Parlant souvent sans détour de leur désir, leurs fantasmes, leurs peurs et leurs parcours d’hommes, ils révèlent le regard qu’ils portent sur la femme et leur nature masculine, de nos jours souvent niée, bafouée, effacée au profit d’une conception égalitaire des sexes. Quand il baise, un des témoins dit, par exemple, être excité par l’idée de la fécondité, pourtant loin d’être aujourd’hui associée automatiquement à l’acte, preuve de la persistance de certains atavismes. « Tous confirment que le regard est primordial dans le déclenchement du désir », ajoute l’auteure.

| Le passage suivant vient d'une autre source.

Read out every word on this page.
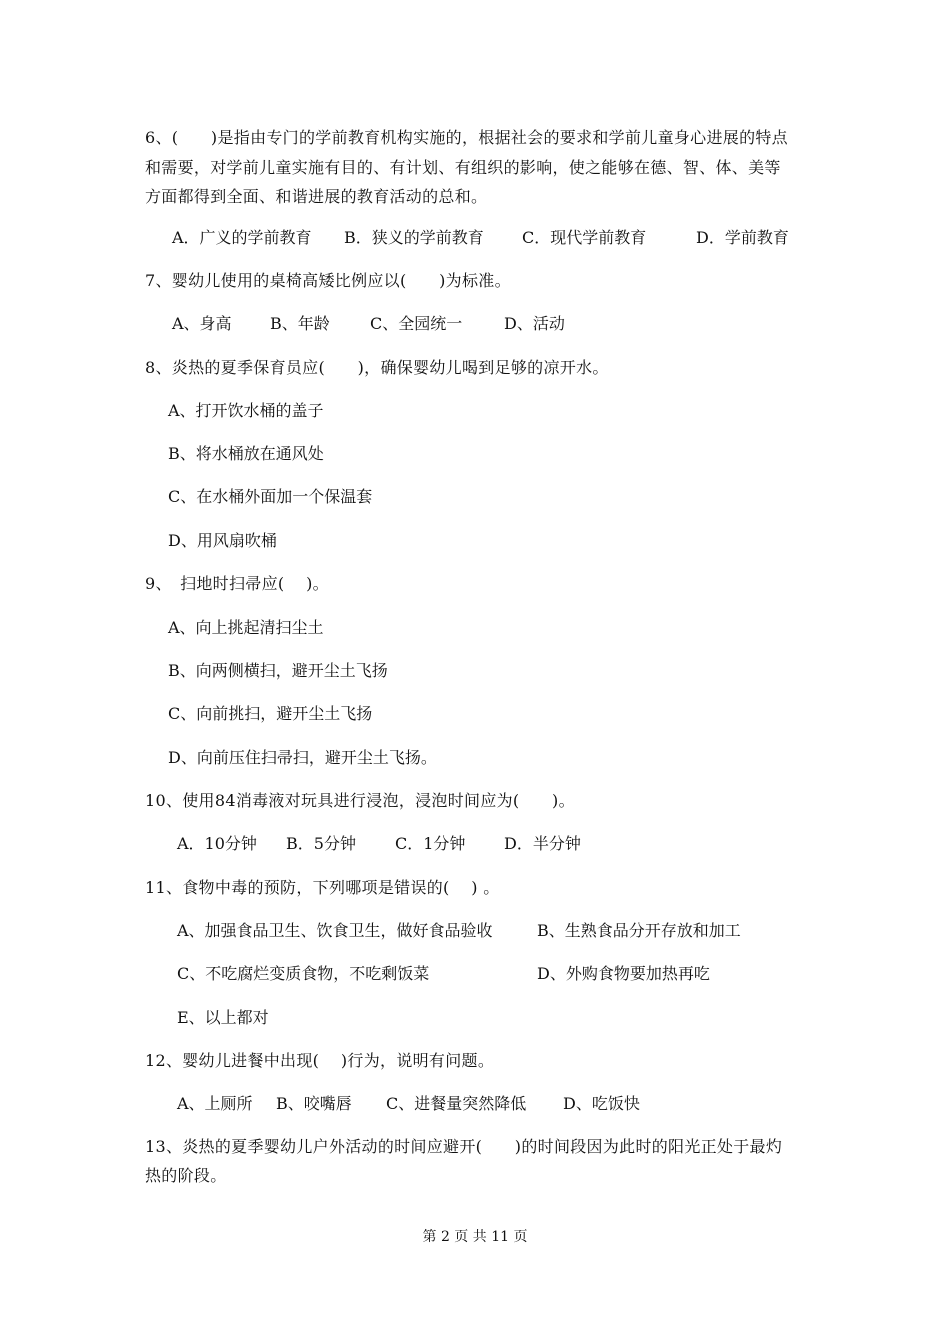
6、(　　)是指由专门的学前教育机构实施的，根据社会的要求和学前儿童身心进展的特点
和需要，对学前儿童实施有目的、有计划、有组织的影响，使之能够在德、智、体、美等
方面都得到全面、和谐进展的教育活动的总和。
A．广义的学前教育 B．狭义的学前教育 C．现代学前教育	D．学前教育
7、婴幼儿使用的桌椅高矮比例应以(　　)为标准。
A、身高 B、年龄	C、全园统一	D、活动
8、炎热的夏季保育员应(　　)，确保婴幼儿喝到足够的凉开水。
A、打开饮水桶的盖子
B、将水桶放在通风处
C、在水桶外面加一个保温套
D、用风扇吹桶
9、　扫地时扫帚应(　 )。
A、向上挑起清扫尘土
B、向两侧横扫，避开尘土飞扬
C、向前挑扫，避开尘土飞扬
D、向前压住扫帚扫，避开尘土飞扬。
10、使用84消毒液对玩具进行浸泡，浸泡时间应为(　　)。
A．10分钟 B．5分钟 C．1分钟 D．半分钟
11、食物中毒的预防，下列哪项是错误的(　 ) 。
A、加强食品卫生、饮食卫生，做好食品验收	B、生熟食品分开存放和加工
C、不吃腐烂变质食物，不吃剩饭菜	D、外购食物要加热再吃
E、以上都对
12、婴幼儿进餐中出现(　 )行为，说明有问题。
A、上厕所 B、咬嘴唇 C、进餐量突然降低 D、吃饭快
13、炎热的夏季婴幼儿户外活动的时间应避开(　　)的时间段因为此时的阳光正处于最灼
热的阶段。
第 2 页 共 11 页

Partition où se croisent les paroles de trois hommes mêlant leur musique aux mots dits par Huston, Le mâle entendu établit un pont entre les sexes qui, à force de se vouloir égaux, ont perdu contact avec certains traits innés de leur identité. « Je crois qu’il faut reconnaître les différences sexuelles pour essayer d’en atténuer les effets! Car ces effets sont énormes, y compris dans nos sociétés, et les nier est irresponsable. C’est dire que la souffrance des prostituées, des porn stars ne nous concerne pas. C’est quand même un comble que ce soit en France, connue dans le monde entier et depuis des siècles pour être « le pays des belles femmes », le pays des Folies Bergère et des « folles nuits de Paris », accès libre au corps féminin garanti aux touristes du monde entier, le pays de la mode la plus chic, la plus coûteuse, le pays de L’Oréal, autrement dit le pays au monde qui transforme le plus la femme en objet et en tire le plus de bénéfices, que les intellectuels s’acharnent à nous convaincre de la non-différence des sexes! »

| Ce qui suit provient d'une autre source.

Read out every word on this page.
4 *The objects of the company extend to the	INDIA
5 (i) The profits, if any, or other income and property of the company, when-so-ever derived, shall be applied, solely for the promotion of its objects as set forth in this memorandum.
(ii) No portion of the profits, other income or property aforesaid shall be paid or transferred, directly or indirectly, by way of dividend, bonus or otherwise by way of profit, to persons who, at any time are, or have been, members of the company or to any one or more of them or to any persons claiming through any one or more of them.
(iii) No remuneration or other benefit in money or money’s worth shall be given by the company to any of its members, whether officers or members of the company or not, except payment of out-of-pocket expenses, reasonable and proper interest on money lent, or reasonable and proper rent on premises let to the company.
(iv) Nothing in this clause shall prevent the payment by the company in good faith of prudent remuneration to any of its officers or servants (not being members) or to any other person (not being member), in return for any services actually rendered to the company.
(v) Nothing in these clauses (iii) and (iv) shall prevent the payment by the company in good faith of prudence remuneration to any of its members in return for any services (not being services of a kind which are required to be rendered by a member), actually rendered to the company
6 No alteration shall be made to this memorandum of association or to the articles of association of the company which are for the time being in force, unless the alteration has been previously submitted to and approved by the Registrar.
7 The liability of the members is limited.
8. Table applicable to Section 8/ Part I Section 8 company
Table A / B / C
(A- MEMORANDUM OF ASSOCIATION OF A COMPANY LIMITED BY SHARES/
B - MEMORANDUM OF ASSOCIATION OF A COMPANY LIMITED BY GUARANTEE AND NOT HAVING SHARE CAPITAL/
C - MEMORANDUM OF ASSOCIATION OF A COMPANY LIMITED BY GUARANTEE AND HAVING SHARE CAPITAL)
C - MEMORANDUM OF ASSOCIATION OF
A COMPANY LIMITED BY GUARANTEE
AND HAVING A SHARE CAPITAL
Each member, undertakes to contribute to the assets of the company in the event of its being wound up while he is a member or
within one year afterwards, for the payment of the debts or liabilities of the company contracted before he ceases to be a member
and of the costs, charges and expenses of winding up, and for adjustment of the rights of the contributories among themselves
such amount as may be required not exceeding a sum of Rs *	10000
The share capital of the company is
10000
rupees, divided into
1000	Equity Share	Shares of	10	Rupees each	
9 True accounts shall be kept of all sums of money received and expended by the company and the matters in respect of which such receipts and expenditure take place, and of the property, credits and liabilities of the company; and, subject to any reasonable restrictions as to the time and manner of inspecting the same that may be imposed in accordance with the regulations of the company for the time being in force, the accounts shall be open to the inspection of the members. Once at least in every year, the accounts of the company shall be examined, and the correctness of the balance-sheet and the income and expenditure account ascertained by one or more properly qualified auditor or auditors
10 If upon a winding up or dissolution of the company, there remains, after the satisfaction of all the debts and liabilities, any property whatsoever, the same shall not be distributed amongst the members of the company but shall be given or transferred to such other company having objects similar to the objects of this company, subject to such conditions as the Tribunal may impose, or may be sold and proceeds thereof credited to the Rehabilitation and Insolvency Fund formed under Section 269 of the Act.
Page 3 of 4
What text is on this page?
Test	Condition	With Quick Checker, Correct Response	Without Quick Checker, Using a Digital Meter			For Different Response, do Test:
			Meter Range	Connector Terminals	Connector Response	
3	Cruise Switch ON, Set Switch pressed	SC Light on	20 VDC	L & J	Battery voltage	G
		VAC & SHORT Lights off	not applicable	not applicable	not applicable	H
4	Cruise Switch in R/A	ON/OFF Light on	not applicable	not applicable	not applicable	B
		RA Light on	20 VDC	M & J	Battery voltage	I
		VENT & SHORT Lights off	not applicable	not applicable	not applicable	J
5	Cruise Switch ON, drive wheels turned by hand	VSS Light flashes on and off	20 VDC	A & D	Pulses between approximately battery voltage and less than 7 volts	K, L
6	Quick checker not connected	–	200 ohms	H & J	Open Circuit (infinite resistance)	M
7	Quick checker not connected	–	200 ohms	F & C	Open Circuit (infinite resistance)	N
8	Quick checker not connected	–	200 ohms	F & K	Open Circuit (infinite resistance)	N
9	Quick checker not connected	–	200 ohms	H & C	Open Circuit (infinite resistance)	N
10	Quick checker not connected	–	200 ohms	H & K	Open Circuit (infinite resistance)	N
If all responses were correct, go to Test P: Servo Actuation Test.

Après avoir écouté les hommes qui regardent les femmes, Huston a examiné la relation entre la femme et son image, d’abord captée par le regard masculin, dans un essai qui paraît ces jours-ci, Reflets dans un oeil d’homme. Nelly Arcan y est souvent citée. L’auteure parle de l’électrochoc qu’a vécu à la lecture de Putain la « penseuse » en elle, qui refusait encore d’avouer la concurrence que les femmes se livrent pour être belles, « en raison du dogme dominant de notre temps selon lequel toutes les différences entre les sexes sont socialement construites » (p. 11). « La théorie féministe a toujours fait comme si le désir d’être belle ne pouvait être qu’un désir totalement aliéné et aliénant, plaqué sur nous par les hommes et par l’industrie cosmétique, explique Huston. C’est court comme analyse. Il me semble plutôt que les industries de la beauté exacerbent un penchant inné chez les femmes, et le transforment en addiction. Le désir des jeunes femmes d’être belles et désirables est aujourd’hui plus frénétique que jamais! Nelly Arcan a le mérite de l’avoir souligné. »

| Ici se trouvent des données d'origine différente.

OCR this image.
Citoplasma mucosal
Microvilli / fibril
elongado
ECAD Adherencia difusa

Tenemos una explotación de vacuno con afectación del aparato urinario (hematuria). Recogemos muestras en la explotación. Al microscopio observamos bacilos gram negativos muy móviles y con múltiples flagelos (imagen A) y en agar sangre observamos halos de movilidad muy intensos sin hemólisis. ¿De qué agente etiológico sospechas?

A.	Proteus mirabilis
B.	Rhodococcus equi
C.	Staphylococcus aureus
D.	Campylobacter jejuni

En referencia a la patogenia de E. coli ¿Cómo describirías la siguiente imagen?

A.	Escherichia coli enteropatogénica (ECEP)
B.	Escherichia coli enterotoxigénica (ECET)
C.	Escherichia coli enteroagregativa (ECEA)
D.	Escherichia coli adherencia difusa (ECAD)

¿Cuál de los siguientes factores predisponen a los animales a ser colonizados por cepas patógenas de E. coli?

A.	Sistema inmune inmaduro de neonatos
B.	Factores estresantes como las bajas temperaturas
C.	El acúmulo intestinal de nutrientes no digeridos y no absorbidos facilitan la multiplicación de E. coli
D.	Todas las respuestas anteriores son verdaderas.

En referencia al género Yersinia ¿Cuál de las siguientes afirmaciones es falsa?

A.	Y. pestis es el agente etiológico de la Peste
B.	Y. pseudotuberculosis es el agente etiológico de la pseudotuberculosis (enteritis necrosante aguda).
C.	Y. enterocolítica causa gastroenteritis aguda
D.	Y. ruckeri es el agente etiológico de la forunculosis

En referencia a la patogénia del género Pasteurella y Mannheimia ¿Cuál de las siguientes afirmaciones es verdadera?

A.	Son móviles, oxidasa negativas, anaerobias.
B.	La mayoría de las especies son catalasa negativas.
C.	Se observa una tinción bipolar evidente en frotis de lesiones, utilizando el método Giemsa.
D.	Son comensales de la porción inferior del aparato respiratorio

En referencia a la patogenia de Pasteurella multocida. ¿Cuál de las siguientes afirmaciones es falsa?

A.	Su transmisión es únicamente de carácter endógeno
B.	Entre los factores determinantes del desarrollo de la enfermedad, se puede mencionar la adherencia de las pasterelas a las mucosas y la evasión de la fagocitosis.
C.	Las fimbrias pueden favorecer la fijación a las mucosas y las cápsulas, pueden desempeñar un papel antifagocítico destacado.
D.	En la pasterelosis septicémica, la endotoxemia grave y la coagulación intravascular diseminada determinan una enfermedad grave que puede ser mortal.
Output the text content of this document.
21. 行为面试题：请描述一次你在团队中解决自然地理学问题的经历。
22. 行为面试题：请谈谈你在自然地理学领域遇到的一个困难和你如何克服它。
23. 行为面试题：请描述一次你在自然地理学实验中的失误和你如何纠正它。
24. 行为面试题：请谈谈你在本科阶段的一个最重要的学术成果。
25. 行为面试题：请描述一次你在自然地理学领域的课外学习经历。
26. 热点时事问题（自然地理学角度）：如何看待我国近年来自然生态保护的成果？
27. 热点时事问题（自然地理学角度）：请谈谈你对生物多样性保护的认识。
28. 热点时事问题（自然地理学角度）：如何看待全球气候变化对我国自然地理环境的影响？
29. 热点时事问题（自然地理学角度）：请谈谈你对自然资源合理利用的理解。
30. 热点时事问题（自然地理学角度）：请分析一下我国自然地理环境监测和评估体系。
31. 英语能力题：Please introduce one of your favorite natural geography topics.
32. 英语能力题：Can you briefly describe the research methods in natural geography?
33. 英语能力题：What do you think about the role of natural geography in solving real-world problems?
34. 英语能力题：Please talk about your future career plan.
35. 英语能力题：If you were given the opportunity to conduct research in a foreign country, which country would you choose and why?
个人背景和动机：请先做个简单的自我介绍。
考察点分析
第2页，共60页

Huston relève dans son ouvrage les contradictions entre la libération des femmes et leur coquetterie qui n’a cessé d’augmenter. « La photographie et le féminisme sont arrivés à peu près en même temps dans l’histoire, rappelle-t-elle, exerçant deux pressions en sens contraires sur la femme. Tout en devenant de plus en plus sujets, nous nous faisons de plus en plus objets. De nos jours, on dirait presque que les femmes occidentales se préparent chaque jour à entrer sur le plateau de tournage de leur vie. » Pour qui? Elles ne le font même plus pour les hommes mais pour elles-mêmes, ayant intégré l’oeil masculin, croit Huston, se jugeant plus sévèrement que tous les hommes réunis. En renouant avec l’oeil du mâle qui regarde la femme avec désir, peut-être arriverons-nous à quitter nos miroirs et à nous regarder en face? Le mâle entendu, cabaret littéraire et musical pour les 16 ans et plus, nous y invite.